"Mudança de propósito", diz Osmar Terra sobre nova Lei de Incentivo à Cultura

Ministro da Cidadania falou sobre as alterações da legislação no encontro Brasil de Ideias, da Revista Voto

Hohlfeldt, Daniel e Osmar Terra - Divulgação/Coletiva.net

O ministro da Cidadania, Osmar Terra, participou de mais um encontro Brasil de Ideias, da Revista Voto, realizado nesta segunda-feira, 24, no Hotel Sheraton, em Porto Alegre. Ele dividiu o debate com o presidente da Fundação Theatro São Pedro, o professor Antônio Hohlfeldt, e a condução da conversa ficou com o diretor de Relações Institucionais e de Comunicação da CMPC, Daniel Ramos. Na reunião-almoço, eles falaram sobre incentivo à cultura, apresentando os pontos de vista de quem atua no setor público e no privado.

Em sua apresentação, Osmar Terra falou sobre as alterações na Lei Federal de Incentivo à Cultura, novo nome da Lei Rouanet, e disse: "São mudanças de propósito, com o objetivo de regionalizar e democratizar os investimentos". Segundo ele, as modificações têm o objetivo de garantir melhor distribuição dos recursos disponíveis e ampliar o acesso à cultura em todas as regiões do País.

Ele ainda mencionou os valores permitidos por projeto e por carteira (conjunto de projetos por empresa). Antes, o valor máximo autorizado para um projeto chegava a R$ 60 milhões e caiu para R$ 1 milhão. No caso das carteiras, o valor máximo baixou de R$ 60 milhões para R$ 10 milhões. O ministro ainda comentou que o Ministério buscará melhor distribuir a verba para todas as regiões do Brasil. "Mais de 80% dos recursos ficam no eixo Rio-São Paulo. É um valor muito alto e muito concentrado. O Nordeste, por exemplo, recebe apenas 4% da verba, e o Rio Grande do Sul ganha 14%", citou.
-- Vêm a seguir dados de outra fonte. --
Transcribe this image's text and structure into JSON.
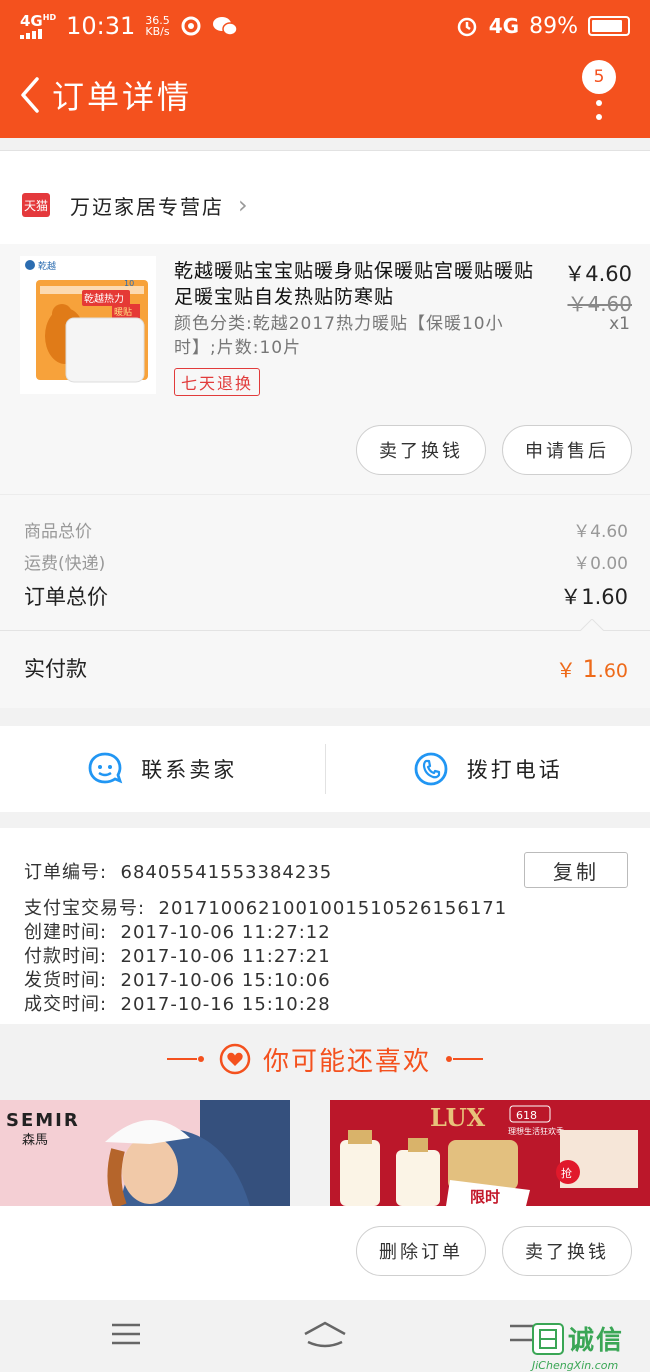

Hohlfeldt, por sua vez, lembrou que viveu a época em que o Ministério da Cultura foi criado, em março de 1985. "Porém, não acho que tem que ter uma pasta específica para que a cultura tenha seu espaço", defendeu, e acrescentou: "Transformar a cultura em direito do cidadão é fundamental". Ele também relembrou a história do Theatro São Pedro, que, nesta semana, completa 161 anos de fundação. "Ele já foi visto como lugar da alta sociedade, mas é um espaço para todos. Nosso desafio é ter o Theatro e o Multipalco como referência", comentou.

Para o professor, o empresariado gaúcho deveria valorizar mais a cultura local. "O nosso dinheiro sai do Rio Grande do Sul ao mesmo tempo em que precisamos dele", explicou. Ele também comentou que a cultura necessita de verba, pois, além de criar novos espaços, é preciso manter os antigos. "Não é pedir ajuda, é pedir investimento que será revertido para a sociedade. Vou me agarrar no ministro para avançarmos com o São Pedro", prometeu.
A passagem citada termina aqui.